En application de la disposition précitée, le trouble manifestement illicite résulte d’un fait matériel ou juridique qui constitue une violation évidente d’une norme obligatoire dont l’origine peut être contractuelle, législative ou réglementaire, l’appréciation du caractère manifestement illicite du trouble invoqué, relevant du pouvoir souverain du juge des référés.
En application de l’article R. 1455-7 du code du travail, « dans le cas où l’existence de l’obligation n’est pas sérieusement contestable, la formation de référé peut accorder une provision au créancier ou ordonner l’exécution de l’obligation même s’il s’agit d’une obligation de faire. »
L’article L. 6225-3 de ce code prévoit :
« Lorsque l’autorité administrative décide que les contrats en cours ne peuvent continuer à être exécutés, la décision entraîne la rupture des contrats à la date de notification de ce refus aux parties en cause.
L’employeur verse aux apprentis les sommes dont il aurait été redevable si le contrat s’était poursuivi jusqu’à son terme ou jusqu’au terme de la période d’apprentissage ».

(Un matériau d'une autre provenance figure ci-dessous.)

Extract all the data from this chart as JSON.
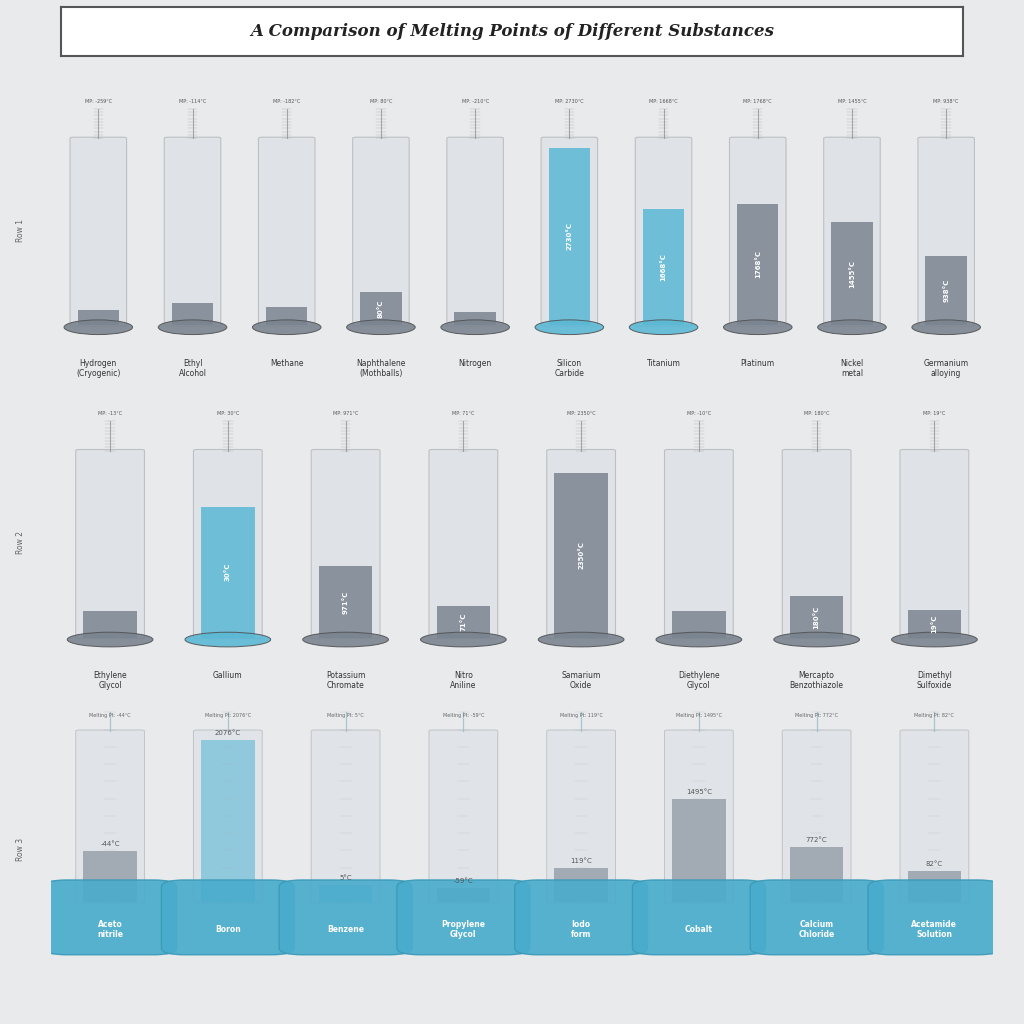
{
  "title": "A Comparison of Melting Points of Different Substances",
  "background_color": "#e8eaec",
  "title_bg": "#ffffff",
  "cylinder_outer_color": "#c8cdd4",
  "cylinder_edge_color": "#aaaaaa",
  "default_fill_color": "#7a8490",
  "highlight_fill_color": "#5bb8d4",
  "bulb_color": "#4aaccc",
  "bulb_text_color": "#ffffff",
  "name_text_color": "#333333",
  "row1": [
    {
      "name": "Hydrogen\n(Cryogenic)",
      "mp": -259,
      "highlight": false,
      "fill_pct": 0.08
    },
    {
      "name": "Ethyl\nAlcohol",
      "mp": -114,
      "highlight": false,
      "fill_pct": 0.12
    },
    {
      "name": "Methane",
      "mp": -182,
      "highlight": false,
      "fill_pct": 0.1
    },
    {
      "name": "Naphthalene\n(Mothballs)",
      "mp": 80,
      "highlight": false,
      "fill_pct": 0.18
    },
    {
      "name": "Nitrogen",
      "mp": -210,
      "highlight": false,
      "fill_pct": 0.07
    },
    {
      "name": "Silicon\nCarbide",
      "mp": 2730,
      "highlight": true,
      "fill_pct": 0.95
    },
    {
      "name": "Titanium",
      "mp": 1668,
      "highlight": true,
      "fill_pct": 0.62
    },
    {
      "name": "Platinum",
      "mp": 1768,
      "highlight": false,
      "fill_pct": 0.65
    },
    {
      "name": "Nickel\nmetal",
      "mp": 1455,
      "highlight": false,
      "fill_pct": 0.55
    },
    {
      "name": "Germanium\nalloying",
      "mp": 938,
      "highlight": false,
      "fill_pct": 0.37
    }
  ],
  "row2": [
    {
      "name": "Ethylene\nGlycol",
      "mp": -13,
      "highlight": false,
      "fill_pct": 0.14
    },
    {
      "name": "Gallium",
      "mp": 30,
      "highlight": true,
      "fill_pct": 0.7
    },
    {
      "name": "Potassium\nChromate",
      "mp": 971,
      "highlight": false,
      "fill_pct": 0.38
    },
    {
      "name": "Nitro\nAniline",
      "mp": 71,
      "highlight": false,
      "fill_pct": 0.17
    },
    {
      "name": "Samarium\nOxide",
      "mp": 2350,
      "highlight": false,
      "fill_pct": 0.88
    },
    {
      "name": "Diethylene\nGlycol",
      "mp": -10,
      "highlight": false,
      "fill_pct": 0.14
    },
    {
      "name": "Mercapto\nBenzothiazole",
      "mp": 180,
      "highlight": false,
      "fill_pct": 0.22
    },
    {
      "name": "Dimethyl\nSulfoxide",
      "mp": 19,
      "highlight": false,
      "fill_pct": 0.15
    }
  ],
  "row3": [
    {
      "name": "Aceto\nnitrile",
      "mp": -44,
      "highlight": false,
      "fill_pct": 0.3
    },
    {
      "name": "Boron",
      "mp": 2076,
      "highlight": true,
      "fill_pct": 0.95
    },
    {
      "name": "Benzene",
      "mp": 5,
      "highlight": true,
      "fill_pct": 0.1
    },
    {
      "name": "Propylene\nGlycol",
      "mp": -59,
      "highlight": false,
      "fill_pct": 0.08
    },
    {
      "name": "Iodo\nform",
      "mp": 119,
      "highlight": false,
      "fill_pct": 0.2
    },
    {
      "name": "Cobalt",
      "mp": 1495,
      "highlight": false,
      "fill_pct": 0.6
    },
    {
      "name": "Calcium\nChloride",
      "mp": 772,
      "highlight": false,
      "fill_pct": 0.32
    },
    {
      "name": "Acetamide\nSolution",
      "mp": 82,
      "highlight": false,
      "fill_pct": 0.18
    }
  ],
  "title_fontsize": 12,
  "label_fontsize": 5.5,
  "value_fontsize": 5.0
}
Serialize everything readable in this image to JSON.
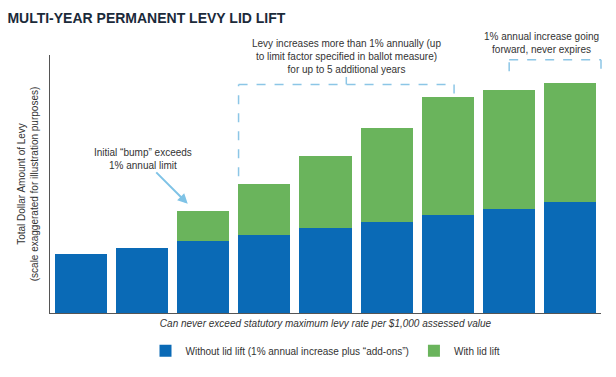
{
  "chart_data": {
    "type": "bar",
    "title": "MULTI-YEAR PERMANENT LEVY LID LIFT",
    "x_label": "Can never exceed statutory maximum levy rate per $1,000 assessed value",
    "y_label": "Total Dollar Amount of Levy\n(scale exaggerated for illustration purposes)",
    "categories": [
      null,
      null,
      null,
      null,
      null,
      null,
      null,
      null,
      null
    ],
    "series": [
      {
        "name": "Without lid lift (1% annual increase plus “add-ons”)",
        "color": "#0a6ab6",
        "values": [
          64,
          71,
          78,
          85,
          92,
          99,
          106,
          113,
          120
        ]
      },
      {
        "name": "With lid lift",
        "color": "#6ab45c",
        "values": [
          null,
          null,
          33,
          55,
          78,
          102,
          128,
          129,
          130
        ]
      }
    ],
    "stacked": true,
    "ylim": [
      0,
      280
    ],
    "yticks": [],
    "tick_labels": false,
    "grid": false,
    "legend": "bottom",
    "data_labels": false,
    "annotations": [
      "Initial “bump” exceeds\n1% annual limit",
      "Levy increases more than 1% annually (up\nto limit factor specified in ballot measure)\nfor up to 5 additional years",
      "1% annual increase going\nforward, never expires"
    ]
  }
}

L’employeur est en conséquence tenu de régler les salaires, peu important que des recours soient pendants devant les juridictions administratives saisies.
Il ressort des bulletins de paye produits aux débats que la Société a adressé des bulletins de salaire « net payé 0,00 euros » du mois d’avril 2024 à octobre 2024.
Le salaire du mois de mars 2024 est de 274,48 euros.
Le salaire de base à payer, tel que cela figure sur les bulletins de salaire est de 1.380,85 euros. Compte tenu du montant payé en mars et du détail figurant au tableau en page 10 des conclusions de M. [N], et dont les montants renseignés correspondent à ce qui a été vérifié par la cour, M. [N] justifie d’une obligation non sérieusement contestable à hauteur de 10.813,09 euros pour les salaires du 06 mars 2024 au 31 octobre 2024, outre 1.081,30 euros au titre des congés payés afférents.
La décision de première instance, sera donc infirmée uniquement s’agissant des montants alloués à titre de provisions, M. [N] ayant modifié ses demandes à hauteur d’appel en affinant ses calculs.
Sur les dépens et l’article 700 du code de procédure civile :
La Société qui succombe sur les mérites de son appel, doit être condamnée aux dépens et déboutée en sa demande fondée sur l’article 700 du code de procédure civile.
Il sera fait application de cet article au profit de l’intimé.
PAR CES MOTIFS,
La cour, statuant publiquement, par arrêt contradictoire,
DIT que le conseil de prud’hommes est compétent ;
DÉCLARE l’appel recevable ;
INFIRME l’ordonnance en ce qu’elle a condamné La société [5] à payer à M. [V] [N] les sommes provisionnelles suivantes :
« 10.772,32 € (dix mille sept cent soixante-douze euros et trente-deux centimes) à titre de provision sur salaires des mois de mars à octobre 2024,
408,97 € (quatre cent huit euros et quatre-vingt-dix-sept centimes) au titre des congés payés afférents » ;
Statuant à nouveau du chef des dispositions infirmées et y ajoutant,
CONDAMNE La société [5] à payer à M. [V] [N] les sommes provisionnelles suivantes :
10.813,09 euros à titre de provision sur salaires des mois de mars à octobre 2024,
1.081,30 euros au titre des congés payés afférents ;
CONDAMNE La société [5] aux dépens d’appel ;
CONDAMNE La société [5] à payer à M. [V] [N] la somme de 3.000 euros sur le fondement de l’article 700 du code de procédure civile et la déboute de sa demande à ce titre.